Peinture d’histoire et Peinture décorative. (Suite.)


MM. BERTEAUX, R. COLLIN, MÉDARD, BLANCHON, GERVEX, SCHUTZENBERGER, SÉON, DOUILLARD, ZUBER.



N ous terminerons aujourd’hui la revue des ouvrages qui appartiennent ou qui visent à l’art décoratif. Si quelques-uns de mes lecteurs me reprochaient de faire la part trop large à ce genre de peinture, je m’excuserais en disant qu’il est le plus noble, le plus difficile et le premier de tous. La décoration est la peinture d’histoire élevée à sa plus haute puissance. Elle ne vit que de grandeur et de simplicité ; elle exige avant tout des compositions claires, des mouvements précis, un dessin large et fermement arrêté. Les artifices de la patte y sont aussi déplacés que les subtilités et les raffinements de la couleur. C’est l’art qui parle aux foules, et les foules n’entendent pas malice à la peinture, pas plus qu’à la poésie ou à la politique. Victor Hugo n’eût jamais obtenu les honneurs presque divins qu’on lui décerne à tous les étages de la société, et qu’il subit avec une résignation et une grâce olympiennes, s’il n’était un génie essentiellement décoratif. Cet être puissant et bon, terrible et tendre, est très proche parent de Michel-Ange et de Raphaël : il tient à l’un par les colosses et à l’autre par les enfants.

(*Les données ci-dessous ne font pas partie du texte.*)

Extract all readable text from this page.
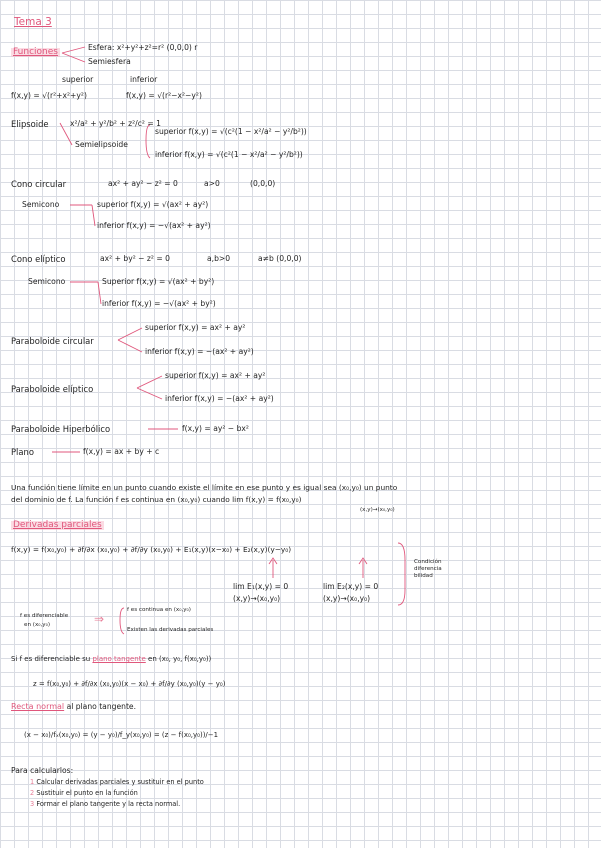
Tema 3
Funciones	Esfera: x²+y²+z²=r² (0,0,0) r
Semiesfera
superior	inferior
f(x,y) = √(r²+x²+y²)	f(x,y) = √(r²−x²−y²)
Elipsoide	x²/a² + y²/b² + z²/c² = 1
Semielipsoide
superior f(x,y) = √(c²(1 − x²/a² − y²/b²))
inferior f(x,y) = √(c²(1 − x²/a² − y²/b²))
Cono circular	ax² + ay² − z² = 0	a>0	(0,0,0)
Semicono	superior f(x,y) = √(ax² + ay²)
inferior f(x,y) = −√(ax² + ay²)
Cono elíptico	ax² + by² − z² = 0	a,b>0	a≠b (0,0,0)
Semicono	Superior f(x,y) = √(ax² + by²)
inferior f(x,y) = −√(ax² + by²)
Paraboloide circular
superior f(x,y) = ax² + ay²
inferior f(x,y) = −(ax² + ay²)
Paraboloide elíptico
superior f(x,y) = ax² + ay²
inferior f(x,y) = −(ax² + ay²)
Paraboloide Hiperbólico	f(x,y) = ay² − bx²
Plano	f(x,y) = ax + by + c
Una función tiene límite en un punto cuando existe el límite en ese punto y es igual sea (x₀,y₀) un punto
del dominio de f. La función f es continua en (x₀,y₀) cuando lim f(x,y) = f(x₀,y₀)
(x,y)→(x₀,y₀)
Derivadas parciales
f(x,y) = f(x₀,y₀) + ∂f/∂x (x₀,y₀) + ∂f/∂y (x₀,y₀) + E₁(x,y)(x−x₀) + E₂(x,y)(y−y₀)
Condición
diferencia
bilidad
lim E₁(x,y) = 0
(x,y)→(x₀,y₀)
lim E₂(x,y) = 0
(x,y)→(x₀,y₀)
f es diferenciable
en (x₀,y₀)	⇒
f es continua en (x₀,y₀)
Existen las derivadas parciales
Si f es diferenciable su plano tangente en (x₀, y₀, f(x₀,y₀))
z = f(x₀,y₀) + ∂f/∂x (x₀,y₀)(x − x₀) + ∂f/∂y (x₀,y₀)(y − y₀)
Recta normal al plano tangente.
(x − x₀)/fₓ(x₀,y₀) = (y − y₀)/f_y(x₀,y₀) = (z − f(x₀,y₀))/−1
Para calcularlos:
1 Calcular derivadas parciales y sustituir en el punto
2 Sustituir el punto en la función
3 Formar el plano tangente y la recta normal.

Si la grandeur s’apprenait comme l’orthographe, et la simplicité comme l’arithmétique, nous aurions, je n’en doute pas, dans cette époque d’enseignement gratuit et généreux, une admirable école de décoration. Mais l’État n’y peut rien ; il fait tout son possible en dotant l’École des beaux-arts, en maintenant sur un pied honorable les manufactures nationales des Gobelins, de Sèvres, de Beauvais. Malheureusement, le beau style est une espèce de variole qui ne s’attrape que par contagion, et les conditions de la vie parisienne en 1881 tracent comme un cordon sanitaire autour des maîtres contagieux. Il y a cinquante ans, l’atelier d’un grand peintre était une école, mieux encore, une famille. Les élèves grandissaient lentement, patiemment, à l’ombre d’un homme illustre et bienveillant qu’ils admiraient de toute leur âme, et qu’ils aimaient jusqu’à se faire tuer pour lui. Un Hippolyte Flandrin se trouvait honoré et favorisé entre tous s’il était admis à l’honneur de préparer les fonds d’un tableau d’Ingres. Il s’absorbait aveuglément dans la personne de son maître, et il en rapportait quelque chose au grand jour de l’émancipation, lorsqu’il se sentait à la fin capable et digne d’ouvrir un atelier, lui aussi. L’individualisme moderne a changé tout cela. Nos rapins sont émancipés avant de naître ; ils exposent avant de concourir pour le prix de Rome ; ils vendent leurs tableaux à des prix fous avant de savoir peindre ou dessiner ; ils s’estiment eux-mêmes au prorata de la cote établie par les marchands ou par les commissaires-priseurs, et ils n’échangeraient pas leur couteau à palette contre le pinceau de Léonard de Vinci. Le plus naïf et le plus saugrenu des impressionnistes consentirait peut-être à aider Bonnat et Baudry, mais à la condition expresse de signer avec eux, comme la costumière et le tapissier mettent leurs noms sur l’affiche d’un drame, comme les encadreurs signeront l’an prochain ces bordures prétentieuses, ridicules et laides qui font concurrence au tableau.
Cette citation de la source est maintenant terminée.